Now that every movie is a remake and all your favourite bands seem to eventually reform, deceased or unwilling members be damned, there’s a perception that getting back in the saddle means trying to relive the glory days with a bigger paycheque. Yes, sometimes that’s the cold truth, but you better leave your preconceptions at the door when the slew of defunct or dormant acts that CJSW has triumphantly summoned for its 25th-anniversary bash take the stage this Saturday — including The Mants, Wagbeard, Colour Me Psycho, The A-Team, Difference Engine, Mico and Tinderbox. For many artists appearing, it’s an opportunity to remember what was so vital about the groups and the scenes they took part in, and how to take that energy into the future, rather than dwell on the past.
Of the wealth of beloved acts that emerged in the midst of Calgary’s post-grunge independent explosion, The Everymen was one of the most active in the all-ages scene. Taking cues from pop-punk, early hardcore and ska, the three-piece blazed its way through community halls across the city, like the fabled Multicultural Centre, and shared in the struggles and the excitement of nurturing a DIY music community.
Though Lewis has remained extremely active in Calgary’s independent music strata, recording countless brilliant young bands in his own Echo Base studio and reaching new heights as drummer and singer in The Evidence (formerly known as The Failure), he admits that the all-ages scene today feels too scattered to invoke the same sense of community in which The Everymen was reared.
“It’s not that there aren’t people who are passionate and dedicated about [the all ages scene] now, because there absolutely are,” he says. “But there’s a lot less venue freedom, and there’s no sort of unifying force. When we were younger, we were able to get everybody all together and instead of having a whole bunch of promoters, we’d have everybody working together to make the community stronger.”
Members of The Corta Vita share Lewis’s view. Arguably, The Everymen’s successors at the heart of the all ages scene, the hardcore-screamo five-piece made shrapnel of kids’ expectations in the early ’00s, making them thrash harder and scream louder than they ever had before.
“I can’t tell if I’ve just gotten older, or if the scene just doesn’t exist anymore, but truthfully, I don’t see it,” bassist Glenn Alderson admits. “There’s an element of punk rock that has been missing in this city.”
But while the band admits the climate has changed, the future is yet unwritten. They are just as excited to see what happens next as to see who remembers what happened before.
“Honestly, all the bands we were playing with, all the key players in the scene are still doing stuff that in some way impacts what happens in Calgary’s music community,” Alderson continues. “It’s just evolved, and you can’t stop the evolution of music.”
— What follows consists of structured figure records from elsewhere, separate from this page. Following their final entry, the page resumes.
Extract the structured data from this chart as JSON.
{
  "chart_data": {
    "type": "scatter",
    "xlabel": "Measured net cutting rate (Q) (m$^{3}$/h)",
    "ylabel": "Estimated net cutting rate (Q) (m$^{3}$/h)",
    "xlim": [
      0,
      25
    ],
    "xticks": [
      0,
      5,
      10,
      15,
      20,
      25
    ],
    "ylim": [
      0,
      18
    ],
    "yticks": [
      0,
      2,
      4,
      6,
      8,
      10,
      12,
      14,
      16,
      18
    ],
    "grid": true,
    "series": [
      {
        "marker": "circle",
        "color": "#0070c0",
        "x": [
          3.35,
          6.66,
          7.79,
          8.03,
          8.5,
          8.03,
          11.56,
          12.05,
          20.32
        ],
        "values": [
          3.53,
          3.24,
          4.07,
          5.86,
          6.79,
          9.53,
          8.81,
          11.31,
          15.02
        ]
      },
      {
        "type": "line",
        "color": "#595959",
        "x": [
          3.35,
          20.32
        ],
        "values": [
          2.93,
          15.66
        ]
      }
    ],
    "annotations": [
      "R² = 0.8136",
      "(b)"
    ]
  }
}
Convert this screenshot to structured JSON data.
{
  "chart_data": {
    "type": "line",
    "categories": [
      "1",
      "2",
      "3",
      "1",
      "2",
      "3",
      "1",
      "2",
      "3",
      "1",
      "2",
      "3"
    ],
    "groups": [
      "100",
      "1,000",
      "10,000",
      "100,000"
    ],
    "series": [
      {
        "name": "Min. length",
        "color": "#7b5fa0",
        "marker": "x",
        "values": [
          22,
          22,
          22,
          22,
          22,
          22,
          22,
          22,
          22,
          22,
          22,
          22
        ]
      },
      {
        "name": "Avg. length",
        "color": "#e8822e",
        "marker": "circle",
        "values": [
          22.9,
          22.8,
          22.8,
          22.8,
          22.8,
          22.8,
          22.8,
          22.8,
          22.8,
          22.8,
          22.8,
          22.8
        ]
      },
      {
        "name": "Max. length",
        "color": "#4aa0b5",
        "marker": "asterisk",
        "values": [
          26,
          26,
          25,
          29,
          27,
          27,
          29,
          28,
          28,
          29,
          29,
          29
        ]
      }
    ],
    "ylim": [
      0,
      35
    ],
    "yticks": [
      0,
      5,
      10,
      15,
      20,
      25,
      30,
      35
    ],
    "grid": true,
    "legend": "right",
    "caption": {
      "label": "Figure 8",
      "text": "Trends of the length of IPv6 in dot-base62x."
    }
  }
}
Late ’90s, early ’00s art-rock experimenters Shecky Forme are no strangers to evolution. Making a number of appearances, often with new or improvised material since their last album in 2002, the band has always been willing to re-engage the chemistry that made its most abstract ideas seem effortless.
“I don’t think I have ever been as innovative, for better or worse, as I was back then, and I miss that, where my ideas used to come from,” says member Chris Vail, also of explosive indie rock bands XL Birdsuit and Key to the City. “I think it’s given me a chance to reflect back on my music career and idenitify what kind of things I’m actually good at, what my strengths are, and what I have to offer.”
Another of Calgary’s ’90s scene stalwarts, Field Day, will be coming at its snarly pop-punk from a different angle for the show, with a new guitarist and keyboard player added to its classic roster of three. Lead singer John Heibert says that the reunion show is in reality more of a breakup show, since the band never officially called it quits after touring stopped in 2001, and a benchmark to signal the dawn of a new era in his musical career.
“I have some new material that I’m writing, and I want to start a new project,” he says with a hint of excitement. “It’s pretty tough to play some of these songs now — we’ve been playing some of them for about 15 years, and so it’s time to put them to rest.”